Rammstein-Coverband löst in Halle hitzige Debatte um Meinungsfreiheit aus
Türkan MargrafRammstein-Coverband löst in Halle hitzige Debatte um Meinungsfreiheit aus
Ein geplantes Konzert einer Rammstein-Coverband in Halle hat eine hitzige Debatte ausgelöst, nachdem eine Aktivistengruppe eine wütende E-Mail an den Veranstaltungsort geschickt hatte. Die mit scharfen Vorwürfen gespickte Nachricht fordert die Absage der Veranstaltung – und hat die Clubleitung in trotziger Haltung zurückgelassen.
Die E-Mail stammt von der Antifaschistischen und Feministischen Aktionsallianz Halle/Saale. Darin wird der lokale Club Tante Manfred für seine Entscheidung kritisiert, am 2. Mai 2026 die Rammstein-Tribute-Band Zeitlos auftreten zu lassen. Die Absenderin bedient sich extremer Formulierungen, wirft der Band und ihrem Frontmann Till Lindemann schwere Verfehlungen vor und droht mit unbestimmten Konsequenzen, sollte das Konzert nicht abgesagt werden.
Clubmanager Matthias Golinski zeigt sich jedoch unbeeindruckt. In einer öffentlichen Stellungnahme bestätigte er, dass die Veranstaltung wie geplant stattfinden werde, und berief sich dabei auf die künstlerische Freiheit als zentrales Argument. Bisher gibt es keine Hinweise darauf, dass die Gruppe zuvor gegen ähnliche Events in Halle oder der Umgebung protestiert hätte.

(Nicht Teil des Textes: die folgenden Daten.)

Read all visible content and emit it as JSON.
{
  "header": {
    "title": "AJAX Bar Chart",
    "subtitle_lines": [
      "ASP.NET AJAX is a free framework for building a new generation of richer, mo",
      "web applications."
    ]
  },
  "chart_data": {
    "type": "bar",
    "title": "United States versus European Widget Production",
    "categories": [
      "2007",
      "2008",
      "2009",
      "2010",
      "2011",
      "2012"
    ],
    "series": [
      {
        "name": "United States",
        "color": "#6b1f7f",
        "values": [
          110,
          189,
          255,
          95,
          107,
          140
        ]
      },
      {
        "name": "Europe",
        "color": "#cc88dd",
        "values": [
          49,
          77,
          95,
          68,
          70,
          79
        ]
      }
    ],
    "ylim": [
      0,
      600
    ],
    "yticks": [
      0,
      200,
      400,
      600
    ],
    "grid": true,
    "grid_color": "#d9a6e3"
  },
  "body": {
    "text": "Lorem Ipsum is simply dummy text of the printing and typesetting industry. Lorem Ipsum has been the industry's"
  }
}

Der Streit hat mittlerweile überregionale Aufmerksamkeit erregt. Unterstützer des Clubs und der Meinungsfreiheit solidarisieren sich mit der Haltung von Tante Manfred.
Das Konzert bleibt für Mai 2026 angesetzt, und der Club hält an seiner Position fest. Der aggressive Ton der E-Mail sowie das Fehlen dokumentierter früherer Aktionen der Gruppe haben zusätzlich Öl ins Feuer der Kontroverse gegossen. Wie sich die Lage weiterentwickelt, könnte Auswirkungen auf künftige kulturelle Veranstaltungen in der Stadt haben.